Certainly, the country-infused ‘Save Yourself’ and ‘Peace Signs’, with its cracked and electrifying thrust – taut guitar duelling with pounding drums – are the most notable examples which could easily sit alongside Chan Marshall, but Van Etten’s voice has an ethereal quality which transcends such comparisons, and her songs throb with a wounded intensity all of her own.

Steeped in melancholy, Van Etten’s songwriting manages to convey a beauty which arises from such heartache and torment, and the breathy ‘Don’t Do It’ lives up to the album’s title with its sweeping chorus, which is equal parts rousing and deeply poignant.

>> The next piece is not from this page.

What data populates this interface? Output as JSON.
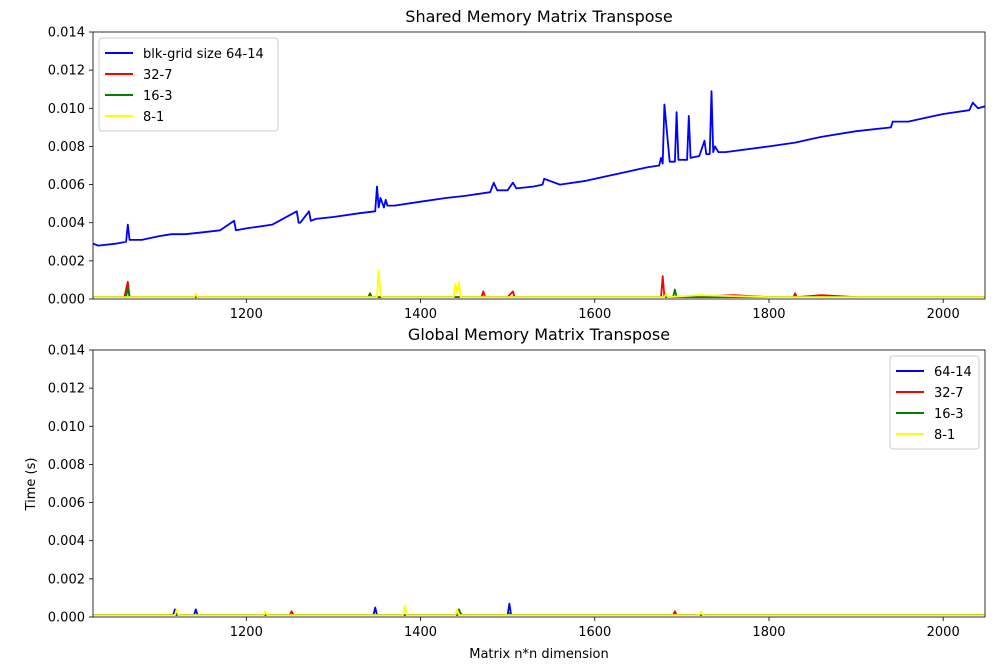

But the standout track is arguably the one which deviates most from the streetwise Americana which dominates these songs. ‘DsharpG’ is a pulsing mesh of droning melody and haunting, spare vocals, ebbing and flowing like a tone poem. It finds Van Etten at her finest, with the stark honesty of her lyrics laid bare alongside a musical backdrop which is equally sparse, though the sonorous drumbeat reverberates as if from a military procession.

If Van Etten’s recorded output doesn’t quite replicate the whispered beauty experienced when seeing her live, it still gives these songs plenty of room to breathe – Epic is an expansive record and takes her songwriting in a new and rewarding direction. And it’ll leave you breathless, wishing for more.